Eines der ältesten Nahrungsmittel
Tatsächlich ist Pferdefleisch eines der ältesten Nahrungsmittel überhaupt; was unter anderem Höhlenmalereien belegen. Erst 732 wurde der Verzehr von Papst Gregor III. verboten. Warum, darüber streiten die Experten. Die einen sagen, es habe mit der Christianisierung der heidnischen Germanen zu tun. Andere glauben, der Papst habe nur verhindern wollen, dass Pferde in den Bäuchen seiner Schäfchen landeten, weil es seinen Soldaten an Streitrössern mangelte. Wie auch immer: Das Volk, es gehorchte nicht recht. Später hatte es kaum eine Wahl: In der Nachkriegszeit war Pferdefleisch ein beliebtes Arme-Leute-Essen. In Frankreich findet man es noch heute im Supermarkt, in Italiens Süden gilt es als Delikatesse.

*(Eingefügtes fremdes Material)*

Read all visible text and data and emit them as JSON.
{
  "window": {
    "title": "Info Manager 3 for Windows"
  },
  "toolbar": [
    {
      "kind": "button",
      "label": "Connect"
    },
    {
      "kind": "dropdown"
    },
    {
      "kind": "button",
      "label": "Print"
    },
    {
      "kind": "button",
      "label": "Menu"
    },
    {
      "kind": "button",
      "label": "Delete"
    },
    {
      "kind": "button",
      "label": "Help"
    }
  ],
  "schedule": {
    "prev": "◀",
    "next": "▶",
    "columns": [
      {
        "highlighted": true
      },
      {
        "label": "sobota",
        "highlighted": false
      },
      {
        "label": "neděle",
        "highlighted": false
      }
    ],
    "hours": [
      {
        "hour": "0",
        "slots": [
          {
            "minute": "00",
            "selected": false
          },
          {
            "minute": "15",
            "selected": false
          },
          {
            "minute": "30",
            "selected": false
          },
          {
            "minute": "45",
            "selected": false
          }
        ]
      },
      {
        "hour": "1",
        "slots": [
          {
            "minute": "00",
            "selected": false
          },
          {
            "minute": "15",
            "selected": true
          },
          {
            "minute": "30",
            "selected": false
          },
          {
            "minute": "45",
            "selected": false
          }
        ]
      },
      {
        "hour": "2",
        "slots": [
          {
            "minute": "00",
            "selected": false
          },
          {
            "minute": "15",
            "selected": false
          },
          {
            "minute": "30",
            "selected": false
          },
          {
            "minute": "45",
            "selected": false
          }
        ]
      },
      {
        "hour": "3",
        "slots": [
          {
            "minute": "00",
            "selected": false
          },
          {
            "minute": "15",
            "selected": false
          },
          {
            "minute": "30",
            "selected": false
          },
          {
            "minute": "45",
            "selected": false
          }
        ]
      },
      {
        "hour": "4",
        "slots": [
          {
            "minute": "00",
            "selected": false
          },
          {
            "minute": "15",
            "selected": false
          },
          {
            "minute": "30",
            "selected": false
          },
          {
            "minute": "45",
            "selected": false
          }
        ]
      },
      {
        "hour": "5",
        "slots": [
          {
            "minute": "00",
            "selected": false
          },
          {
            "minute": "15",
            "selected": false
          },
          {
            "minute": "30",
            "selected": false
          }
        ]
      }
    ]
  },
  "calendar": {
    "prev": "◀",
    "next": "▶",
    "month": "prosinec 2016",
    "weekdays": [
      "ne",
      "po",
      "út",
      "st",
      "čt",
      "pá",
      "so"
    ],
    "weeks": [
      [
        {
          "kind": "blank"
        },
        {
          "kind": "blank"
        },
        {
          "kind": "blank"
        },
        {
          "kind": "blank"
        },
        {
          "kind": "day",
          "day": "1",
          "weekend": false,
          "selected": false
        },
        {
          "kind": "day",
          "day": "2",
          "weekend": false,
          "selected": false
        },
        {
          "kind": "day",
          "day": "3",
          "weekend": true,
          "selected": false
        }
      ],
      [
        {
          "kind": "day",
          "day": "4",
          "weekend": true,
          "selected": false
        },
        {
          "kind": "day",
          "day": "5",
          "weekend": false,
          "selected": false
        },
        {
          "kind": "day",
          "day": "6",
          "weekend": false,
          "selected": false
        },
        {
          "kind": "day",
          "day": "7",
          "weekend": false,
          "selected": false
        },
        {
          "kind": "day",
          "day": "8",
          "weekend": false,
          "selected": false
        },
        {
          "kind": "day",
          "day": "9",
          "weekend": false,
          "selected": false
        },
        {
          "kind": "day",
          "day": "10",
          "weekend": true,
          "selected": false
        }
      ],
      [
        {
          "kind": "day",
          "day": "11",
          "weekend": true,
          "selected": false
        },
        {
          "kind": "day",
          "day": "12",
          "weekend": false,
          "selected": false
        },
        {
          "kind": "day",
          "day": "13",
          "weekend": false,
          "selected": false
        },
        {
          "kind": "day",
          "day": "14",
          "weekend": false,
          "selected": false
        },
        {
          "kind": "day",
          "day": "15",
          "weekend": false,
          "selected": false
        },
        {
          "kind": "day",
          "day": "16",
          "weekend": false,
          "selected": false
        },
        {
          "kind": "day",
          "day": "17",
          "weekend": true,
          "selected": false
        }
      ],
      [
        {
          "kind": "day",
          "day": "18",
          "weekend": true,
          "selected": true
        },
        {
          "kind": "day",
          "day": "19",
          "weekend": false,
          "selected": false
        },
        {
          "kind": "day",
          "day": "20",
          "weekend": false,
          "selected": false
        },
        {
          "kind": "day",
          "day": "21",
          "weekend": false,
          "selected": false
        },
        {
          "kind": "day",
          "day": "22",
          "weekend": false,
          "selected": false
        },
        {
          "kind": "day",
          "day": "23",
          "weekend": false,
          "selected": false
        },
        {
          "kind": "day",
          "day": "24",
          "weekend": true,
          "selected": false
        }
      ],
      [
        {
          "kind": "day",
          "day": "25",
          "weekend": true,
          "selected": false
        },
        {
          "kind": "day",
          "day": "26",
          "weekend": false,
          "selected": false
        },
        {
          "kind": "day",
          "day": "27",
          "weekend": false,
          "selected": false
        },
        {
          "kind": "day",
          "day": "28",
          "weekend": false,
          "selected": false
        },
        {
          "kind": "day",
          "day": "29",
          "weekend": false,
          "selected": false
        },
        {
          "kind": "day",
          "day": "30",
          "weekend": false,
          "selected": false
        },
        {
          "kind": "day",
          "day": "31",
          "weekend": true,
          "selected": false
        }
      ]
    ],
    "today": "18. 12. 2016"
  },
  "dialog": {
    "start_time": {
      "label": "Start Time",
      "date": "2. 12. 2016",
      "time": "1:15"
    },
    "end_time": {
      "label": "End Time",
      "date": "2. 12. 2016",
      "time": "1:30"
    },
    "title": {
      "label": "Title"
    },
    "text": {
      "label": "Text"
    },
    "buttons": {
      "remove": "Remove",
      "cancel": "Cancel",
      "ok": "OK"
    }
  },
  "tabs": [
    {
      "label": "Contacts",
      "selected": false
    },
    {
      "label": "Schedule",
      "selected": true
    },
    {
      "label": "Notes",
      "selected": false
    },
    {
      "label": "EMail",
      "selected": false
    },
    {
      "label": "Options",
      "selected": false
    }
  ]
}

Der klassische Rheinische Sauerbraten
Und auch in Deutschland ist der klassische Rheinische Sauerbraten einer vom Pferd. Noch immer gibt es hier rund 100 Pferde-Fleischereien wie die von Dirk Bäumer in Dortmund, bei dem gestern nur der Anrufbeantworter lief („Wenn Sie ein Pferd abzugeben haben, wählen sie die Mobilnummer...), oder die von Bert Hobbold, dem Recklinghäuser Ross-Metzger. Von Fohlenfilet bis Pferde-Chorizo ist bei ihm rund ums Pferdefleisch zu haben, was das Herz (oder der Kopf, der Bauch?) begehrt.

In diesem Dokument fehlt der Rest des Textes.